Tuesday 24 July 2018

Linear and exponential regression using MicroStrategy

MicroStrategy Data Mining Services has been evolving to include more data mining algorithms and functionality. One key feature is MicroStrategy Developer’s Training Metric Wizard. The Training Metric Wizard can be used to create several different types of predictive models including linear and exponential regression, logistic regression, decision tree, cluster, time series, and association rules.


Linear and exponential regression

The linear regression data mining technique should be familiar to you if you have ever tried to extrapolate or interpolate data, tried to find the line that best fits a series of data points, or used Microsoft Excel’s LINEST or LOGEST functions.
Regression analyzes the relationship between several predictive inputs, or independent variables, and a dependent variable that is to be predicted. Regression finds the line that best fits the data, with a minimum of error.
For example, you have a dataset report with just two variables, X and Y, which are plotted as in the following chart:


Using the regression technique, it is relatively simple to find the straight line that best fits this data, as shown below. The line is represented by a linear equation in the classic y = mx + b format, where m is the slope and b is the y-intercept.

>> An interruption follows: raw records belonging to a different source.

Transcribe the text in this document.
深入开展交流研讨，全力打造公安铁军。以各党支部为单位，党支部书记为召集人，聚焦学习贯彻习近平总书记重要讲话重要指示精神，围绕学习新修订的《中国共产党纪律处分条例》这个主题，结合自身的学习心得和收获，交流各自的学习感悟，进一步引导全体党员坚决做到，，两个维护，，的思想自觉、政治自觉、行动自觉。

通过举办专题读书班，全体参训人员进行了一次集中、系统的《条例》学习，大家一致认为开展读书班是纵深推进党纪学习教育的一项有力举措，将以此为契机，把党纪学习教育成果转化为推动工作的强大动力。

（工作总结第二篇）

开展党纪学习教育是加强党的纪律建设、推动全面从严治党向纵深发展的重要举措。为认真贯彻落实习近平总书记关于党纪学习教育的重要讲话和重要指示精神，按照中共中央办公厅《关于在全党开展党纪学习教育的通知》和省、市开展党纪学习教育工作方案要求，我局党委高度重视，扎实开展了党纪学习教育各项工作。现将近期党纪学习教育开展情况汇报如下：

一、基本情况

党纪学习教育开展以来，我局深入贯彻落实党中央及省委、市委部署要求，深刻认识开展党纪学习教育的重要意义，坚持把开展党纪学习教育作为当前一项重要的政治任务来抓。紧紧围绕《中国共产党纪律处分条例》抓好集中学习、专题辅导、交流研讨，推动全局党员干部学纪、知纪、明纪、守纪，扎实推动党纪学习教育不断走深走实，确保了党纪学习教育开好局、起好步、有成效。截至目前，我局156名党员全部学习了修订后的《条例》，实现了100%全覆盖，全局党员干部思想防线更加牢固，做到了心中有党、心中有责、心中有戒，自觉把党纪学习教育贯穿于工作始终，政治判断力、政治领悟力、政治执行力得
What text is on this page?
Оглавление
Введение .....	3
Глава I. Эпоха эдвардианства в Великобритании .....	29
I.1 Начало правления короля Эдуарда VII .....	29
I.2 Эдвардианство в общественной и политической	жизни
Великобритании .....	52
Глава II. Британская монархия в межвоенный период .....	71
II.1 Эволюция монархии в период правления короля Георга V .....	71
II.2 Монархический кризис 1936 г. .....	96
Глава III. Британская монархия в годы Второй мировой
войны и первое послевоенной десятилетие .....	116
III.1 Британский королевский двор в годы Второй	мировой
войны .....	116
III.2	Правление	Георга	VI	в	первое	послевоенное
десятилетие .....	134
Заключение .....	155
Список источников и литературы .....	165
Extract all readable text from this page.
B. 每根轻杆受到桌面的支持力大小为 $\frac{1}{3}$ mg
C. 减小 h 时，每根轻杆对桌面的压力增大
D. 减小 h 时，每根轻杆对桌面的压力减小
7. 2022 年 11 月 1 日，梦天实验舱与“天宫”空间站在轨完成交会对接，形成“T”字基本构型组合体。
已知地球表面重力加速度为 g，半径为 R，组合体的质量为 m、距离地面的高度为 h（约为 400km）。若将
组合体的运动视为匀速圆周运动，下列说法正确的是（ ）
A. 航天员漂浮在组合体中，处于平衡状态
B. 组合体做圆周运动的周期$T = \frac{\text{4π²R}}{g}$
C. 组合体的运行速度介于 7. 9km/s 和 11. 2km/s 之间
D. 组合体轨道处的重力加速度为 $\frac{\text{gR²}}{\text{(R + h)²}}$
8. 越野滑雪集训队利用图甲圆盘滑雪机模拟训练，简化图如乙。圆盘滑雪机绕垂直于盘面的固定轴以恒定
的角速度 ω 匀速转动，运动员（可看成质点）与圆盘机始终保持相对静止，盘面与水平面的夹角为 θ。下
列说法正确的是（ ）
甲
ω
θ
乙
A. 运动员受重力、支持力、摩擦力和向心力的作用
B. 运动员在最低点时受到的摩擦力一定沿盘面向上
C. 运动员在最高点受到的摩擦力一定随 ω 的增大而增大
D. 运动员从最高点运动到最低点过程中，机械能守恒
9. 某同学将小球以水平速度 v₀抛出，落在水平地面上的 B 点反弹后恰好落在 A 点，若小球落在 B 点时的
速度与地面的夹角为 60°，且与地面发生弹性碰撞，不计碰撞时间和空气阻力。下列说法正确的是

Alternatively, you can also fit an exponential line through this data, as shown in the following chart. This line has an equation in the y = b mx format.


So, how can you tell which line has the better fit? Many statistics are used in the regression technique. One basic statistic is an indicator of the goodness-of-fit, meaning how well the line fits the relationship among the variables. This is also called the Coefficient of Determination, whose symbol is R2. The higher that R2 is, the better the fit. The linear predictor has an R2 of 0.7177 and the exponential predictor has an R2 of 0.7459; therefore, the exponential predictor is a better fit statistically.
With just one independent variable, this example is considered a univariate regression model. In reality, the regression technique can work with any number of independent variables, but with only one dependent variable. While the multivariate regression models are not as easy to visualize as the univariate model, the technique does generate statistics so you can determine the goodness-of-fit.